Reputation: 19379
The following expression works well extracting the portion of data
string that starts with the word Block
followed by open bracket {
and ending with the closing bracket '}':
data ="""
Somewhere over the rainbow
Way up high
Block {
line 1
line 2
line 3
}
And the dreams that you dreamed of
Once in a lullaby
"""
regex = re.compile("""(Block\ {\n\ [^\{\}]*\n}\n)""", re.MULTILINE)
result = regex.findall(data)
print result
which returns:
['Block {\n line 1\n line 2\n line 3\n}\n']
But if there is another curly bracket inside of the Block portion of the string the expression breaks returning an empty list:
data ="""
Somewhere over the rainbow
Way up high
Block {
line 1
line 2
{{}
line 3
}
And the dreams that you dreamed of
Once in a lullaby
Block {
line 4
line 5
{{
}
line 6
}
Somewhere over the rainbow
Blue birds fly
And the dreams that you dreamed of
Dreams really do come true ooh oh
"""
How to modify this regex expression to make it ignore the brackets that are inside of the Blocks and yet each block is returned as the separate entity in result
list (so each Block could be accessed separately)?
Upvotes: 0
Views: 58
Reputation: 85
I would suggest you to use:
(Block ?{\n ?[^$]+?\n}\n)
Since python matches greedy, we use ? to be non-greedy.

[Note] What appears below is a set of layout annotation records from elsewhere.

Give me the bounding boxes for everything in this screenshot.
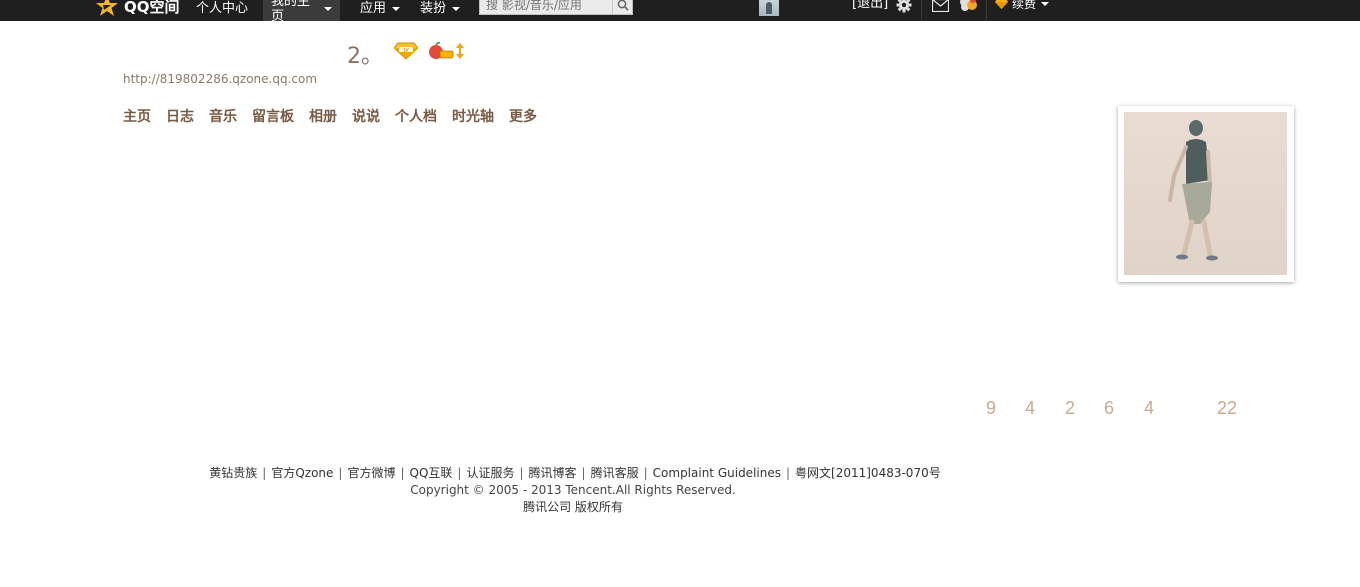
menu-more[interactable]: 更多 — [509, 108, 537, 126]
nav-label: 个人中心 — [196, 1, 249, 16]
footer-separator: | — [400, 466, 405, 480]
nav-label: 我的主页 — [271, 0, 311, 24]
stat-value[interactable]: 4 — [1144, 398, 1217, 419]
space-menu: 主页 日志 音乐 留言板 相册 说说 个人档 时光轴 更多 — [123, 108, 552, 126]
nav-label: 应用 — [360, 1, 387, 16]
gear-icon — [896, 0, 912, 13]
stat-value[interactable]: 4 — [1025, 398, 1065, 419]
menu-blog[interactable]: 日志 — [166, 108, 194, 126]
nav-personal-center[interactable]: 个人中心 — [188, 0, 256, 21]
footer-separator: | — [785, 466, 791, 480]
clover-notification-icon — [960, 0, 977, 11]
vip-diamond-badge-icon[interactable]: LV — [393, 42, 419, 64]
space-title: 2。 — [347, 44, 383, 69]
qzone-logo[interactable]: QQ空间 — [96, 0, 180, 18]
renew-label: 续费 — [1012, 0, 1037, 11]
space-stats: 9 4 2 6 4 22 — [986, 398, 1237, 419]
footer-link[interactable]: QQ互联 — [410, 466, 453, 480]
stat-value[interactable]: 9 — [986, 398, 1025, 419]
footer-link[interactable]: 腾讯客服 — [591, 466, 639, 480]
footer-separator: | — [457, 466, 462, 480]
nav-label: 装扮 — [420, 1, 447, 16]
caret-down-icon — [452, 6, 461, 11]
footer-link[interactable]: 粤网文[2011]0483-070号 — [795, 466, 941, 480]
search-icon — [617, 0, 629, 11]
menu-profile[interactable]: 个人档 — [395, 108, 437, 126]
footer-separator: | — [581, 466, 586, 480]
footer-separator: | — [519, 466, 524, 480]
menu-music[interactable]: 音乐 — [209, 108, 237, 126]
menu-timeline[interactable]: 时光轴 — [452, 108, 494, 126]
stat-value[interactable]: 22 — [1217, 398, 1237, 419]
level-arrow-icon[interactable] — [456, 43, 464, 63]
footer-separator: | — [643, 466, 648, 480]
yellow-diamond-icon — [995, 0, 1008, 9]
menu-guestbook[interactable]: 留言板 — [252, 108, 294, 126]
footer-links: 黄钻贵族 | 官方Qzone | 官方微博 | QQ互联 | 认证服务 | 腾讯博客 | 腾讯客服 | Co… — [0, 465, 1150, 481]
logo-text: QQ空间 — [124, 0, 180, 16]
footer-separator: | — [262, 466, 267, 480]
caret-down-icon — [1041, 2, 1050, 6]
space-url-link[interactable]: http://819802286.qzone.qq.com — [123, 72, 317, 86]
nav-decorate[interactable]: 装扮 — [412, 0, 468, 21]
logout-link[interactable]: [退出] — [852, 0, 888, 13]
menu-shuoshuo[interactable]: 说说 — [352, 108, 380, 126]
caret-down-icon — [392, 6, 401, 11]
topbar-divider — [986, 0, 987, 21]
caret-down-icon — [324, 6, 332, 11]
top-bar: QQ空间 个人中心 我的主页 应用 装扮 [退出] — [0, 0, 1360, 24]
nav-apps[interactable]: 应用 — [352, 0, 408, 21]
menu-album[interactable]: 相册 — [309, 108, 337, 126]
footer-link[interactable]: 腾讯博客 — [529, 466, 577, 480]
copyright-text: Copyright © 2005 - 2013 Tencent.All Righ… — [410, 483, 736, 497]
stat-value[interactable]: 6 — [1104, 398, 1144, 419]
mail-icon — [932, 0, 949, 12]
settings-button[interactable] — [896, 0, 912, 14]
topbar-divider — [921, 0, 922, 21]
stat-value[interactable]: 2 — [1065, 398, 1104, 419]
apple-level-badge-icon[interactable] — [428, 42, 454, 64]
footer-link[interactable]: 黄钻贵族 — [209, 466, 257, 480]
profile-photo-frame[interactable] — [1118, 106, 1294, 282]
notifications-button[interactable] — [958, 0, 978, 14]
footer-link[interactable]: 认证服务 — [466, 466, 514, 480]
footer-link[interactable]: 官方Qzone — [271, 466, 333, 480]
footer-link[interactable]: Complaint Guidelines — [653, 466, 781, 480]
search-box — [479, 0, 633, 15]
renew-vip-button[interactable]: 续费 — [995, 0, 1050, 13]
messages-button[interactable] — [932, 0, 949, 14]
badge-row: LV — [393, 42, 464, 64]
rights-text: 腾讯公司 版权所有 — [523, 500, 623, 514]
nav-my-homepage[interactable]: 我的主页 — [263, 0, 340, 24]
qzone-star-icon — [96, 0, 118, 16]
search-button[interactable] — [612, 0, 632, 14]
search-input[interactable] — [480, 0, 612, 13]
footer-link[interactable]: 官方微博 — [347, 466, 395, 480]
menu-home[interactable]: 主页 — [123, 108, 151, 126]
user-avatar[interactable] — [759, 0, 779, 16]
footer-separator: | — [338, 466, 343, 480]
profile-photo — [1124, 112, 1287, 275]
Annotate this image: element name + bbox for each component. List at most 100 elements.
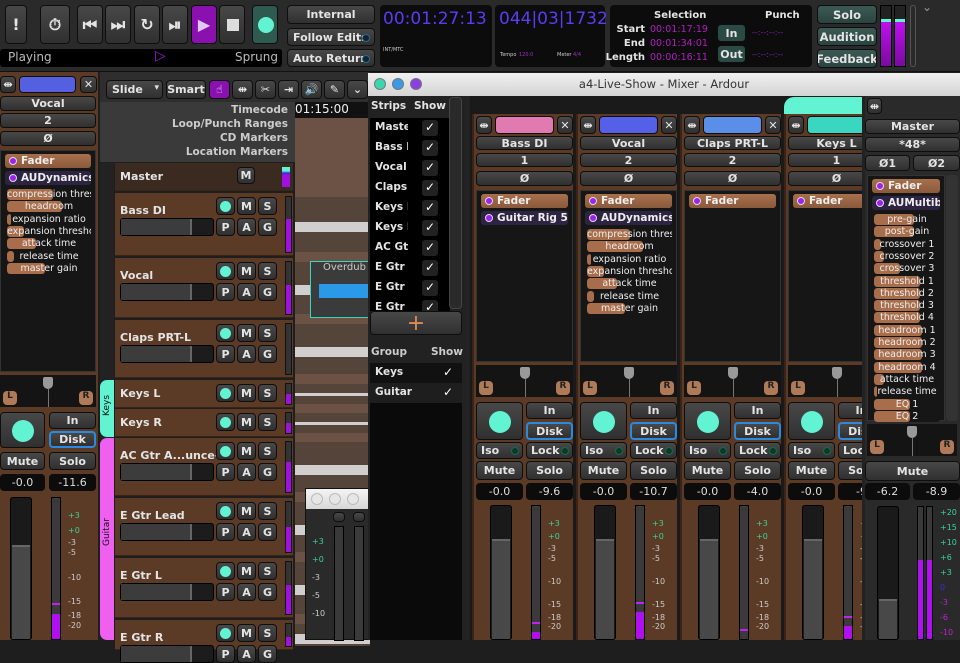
strip-name-button[interactable]: Keys L [788, 136, 862, 150]
meter-point-button[interactable] [333, 512, 345, 522]
show-checkbox[interactable]: ✓ [422, 200, 438, 216]
monitor-input-button[interactable]: In [49, 412, 96, 429]
mute-button[interactable]: Mute [0, 452, 45, 470]
strip-list-item[interactable]: Vocal ✓ [370, 158, 450, 178]
plugin-parameter-slider[interactable]: attack time [587, 278, 672, 290]
plugin-parameter-slider[interactable]: crossover 1 [874, 238, 940, 250]
peak-display[interactable]: -4.0 [734, 483, 781, 500]
chevron-down-icon[interactable]: ⌄ [922, 0, 932, 14]
sync-button[interactable]: Internal [287, 5, 375, 24]
panner[interactable]: LR [684, 365, 781, 397]
mute-button[interactable]: Mute [476, 461, 523, 480]
scrollbar[interactable] [910, 5, 916, 67]
show-checkbox[interactable]: ✓ [440, 385, 456, 401]
processor-active-icon[interactable] [485, 197, 493, 205]
processor-fader[interactable]: Fader [689, 194, 776, 208]
track-playlist-button[interactable]: P [216, 345, 235, 363]
monitor-disk-button[interactable]: Disk [526, 422, 573, 440]
input-button[interactable]: 1 [476, 153, 573, 167]
iso-button[interactable]: Iso [476, 442, 523, 459]
audio-region[interactable] [295, 384, 370, 404]
strip-name-button[interactable]: Bass DI [476, 136, 573, 150]
gain-display[interactable]: -6.2 [865, 483, 910, 500]
processor-scrollbar[interactable] [946, 175, 958, 421]
input-button[interactable]: 2 [684, 153, 781, 167]
plugin-parameter-slider[interactable]: crossover 3 [874, 263, 940, 275]
punch-in-button[interactable]: In [717, 24, 746, 42]
play-selection-button[interactable]: ⏯ [162, 5, 188, 44]
peak-display[interactable]: -9 [838, 483, 862, 500]
gain-fader[interactable] [490, 505, 512, 640]
close-strip-button[interactable]: ✕ [80, 76, 97, 93]
solo-button[interactable]: Solo [838, 461, 862, 480]
region-overdub[interactable]: Overdub [310, 261, 370, 318]
plugin-parameter-slider[interactable]: attack time [874, 373, 940, 385]
track-mute-button[interactable]: M [237, 262, 256, 280]
gain-fader[interactable] [10, 497, 32, 640]
track-gain-fader[interactable] [120, 283, 214, 301]
cut-tool-button[interactable]: ✂ [255, 80, 276, 99]
gain-display[interactable]: -0.0 [0, 474, 45, 491]
panner[interactable]: LR [867, 424, 957, 456]
track-group-button[interactable]: G [258, 463, 277, 481]
panner[interactable]: LR [580, 365, 677, 397]
processor-active-icon[interactable] [9, 157, 17, 165]
width-toggle-button[interactable]: ⇹ [580, 116, 596, 134]
strip-list-item[interactable]: Keys R ✓ [370, 218, 450, 238]
plugin-parameter-slider[interactable]: headroom [7, 201, 91, 213]
monitor-disk-button[interactable]: Disk [734, 422, 781, 440]
plugin-parameter-slider[interactable]: headroom 4 [874, 361, 940, 373]
track-name[interactable]: Keys R [120, 416, 220, 429]
input-button[interactable]: 1 [788, 153, 862, 167]
plugin-parameter-slider[interactable]: release time [587, 290, 672, 302]
strip-color-button[interactable] [703, 116, 762, 134]
track-record-button[interactable] [216, 624, 235, 642]
track-solo-button[interactable]: S [258, 442, 277, 460]
loop-button[interactable]: ↻ [134, 5, 160, 44]
group-list-item[interactable]: Guitar ✓ [370, 383, 462, 403]
solo-button[interactable]: Solo [526, 461, 573, 480]
input-button[interactable]: 2 [0, 113, 96, 128]
strip-name-button[interactable]: Vocal [0, 96, 96, 111]
track-name[interactable]: Bass DI [120, 204, 220, 217]
track-mute-button[interactable]: M [237, 624, 256, 642]
processor-active-icon[interactable] [693, 197, 701, 205]
stretch-tool-button[interactable]: ⇥ [278, 80, 299, 99]
gain-display[interactable]: -0.0 [476, 483, 523, 500]
plugin-parameter-slider[interactable]: headroom 3 [874, 349, 940, 361]
track-solo-button[interactable]: S [258, 624, 277, 642]
processor-box[interactable]: Fader Guitar Rig 5 FX [476, 190, 573, 362]
track-name[interactable]: Keys L [120, 387, 220, 400]
track-mute-button[interactable]: M [237, 562, 256, 580]
meter-point-button[interactable] [353, 512, 365, 522]
track-solo-button[interactable]: S [258, 197, 277, 215]
track-group-button[interactable]: G [258, 218, 277, 236]
gain-display[interactable]: -0.0 [684, 483, 731, 500]
record-arm-button[interactable] [684, 402, 731, 440]
show-checkbox[interactable]: ✓ [422, 260, 438, 276]
track-header[interactable]: AC Gtr A...unce-1 M S P A G [115, 438, 293, 496]
track-mute-button[interactable]: M [237, 442, 256, 460]
plugin-parameter-slider[interactable]: pre-gain [874, 214, 940, 225]
iso-button[interactable]: Iso [788, 442, 835, 459]
group-tab-guitar[interactable]: Guitar [100, 438, 114, 640]
show-checkbox[interactable]: ✓ [422, 160, 438, 176]
auto-return-button[interactable]: Auto Return [287, 49, 375, 67]
track-group-button[interactable]: G [258, 645, 277, 663]
track-mute-button[interactable]: M [237, 324, 256, 342]
goto-end-button[interactable]: ⏭ [105, 5, 131, 44]
input-button[interactable]: *48* [865, 137, 960, 152]
monitor-input-button[interactable]: In [526, 402, 573, 419]
strip-list-item[interactable]: E Gtr R ✓ [370, 298, 450, 311]
strips-list-scrollbar[interactable] [449, 97, 462, 309]
track-group-button[interactable]: G [258, 345, 277, 363]
window-control-icon[interactable] [347, 493, 359, 505]
plugin-parameter-slider[interactable]: expansion ratio [7, 213, 91, 225]
plugin-parameter-slider[interactable]: headroom 2 [874, 337, 940, 348]
processor-fader[interactable]: Fader [5, 154, 91, 168]
add-strip-button[interactable]: + [370, 311, 462, 335]
track-header[interactable]: Bass DI M S P A G [115, 193, 293, 256]
track-record-button[interactable] [216, 502, 235, 520]
solo-button[interactable]: Solo [817, 5, 877, 24]
track-mute-button[interactable]: M [237, 413, 256, 431]
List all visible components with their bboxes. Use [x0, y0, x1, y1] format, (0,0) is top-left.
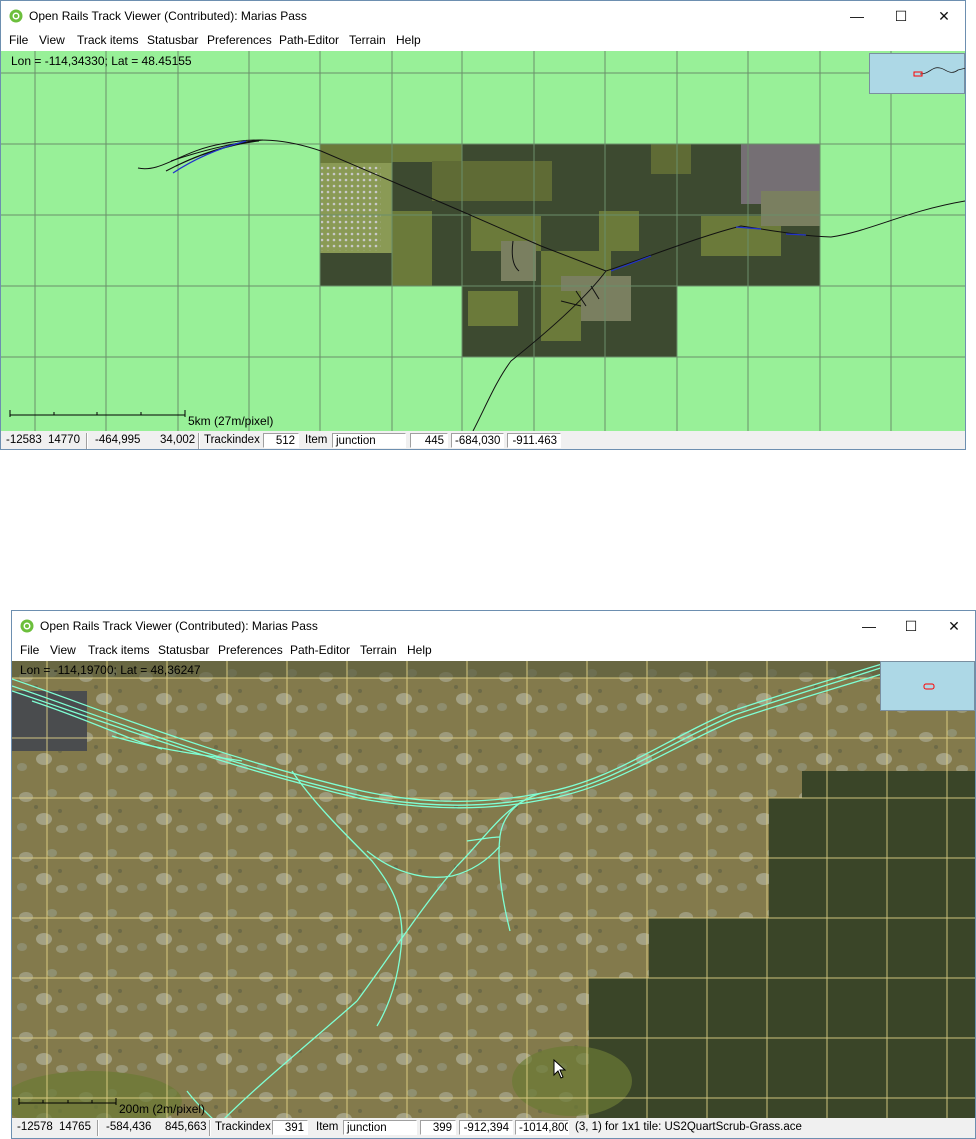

Worked well for me. In addition I would recommend you the use of https://regex101.com/
Best Regards
Upvotes: 0
Reputation: 17964
Wouldn't this work?
regex = re.compile("""(Block\ {\n\ [^\}]*\n}\n)""", re.MULTILINE)
In the version you've posted, it is exiting the match whenever it comes across a second opening brace, even though you want it to exit upon the first closing brace. If you want nested opening / closing braces that's another story.
Upvotes: 1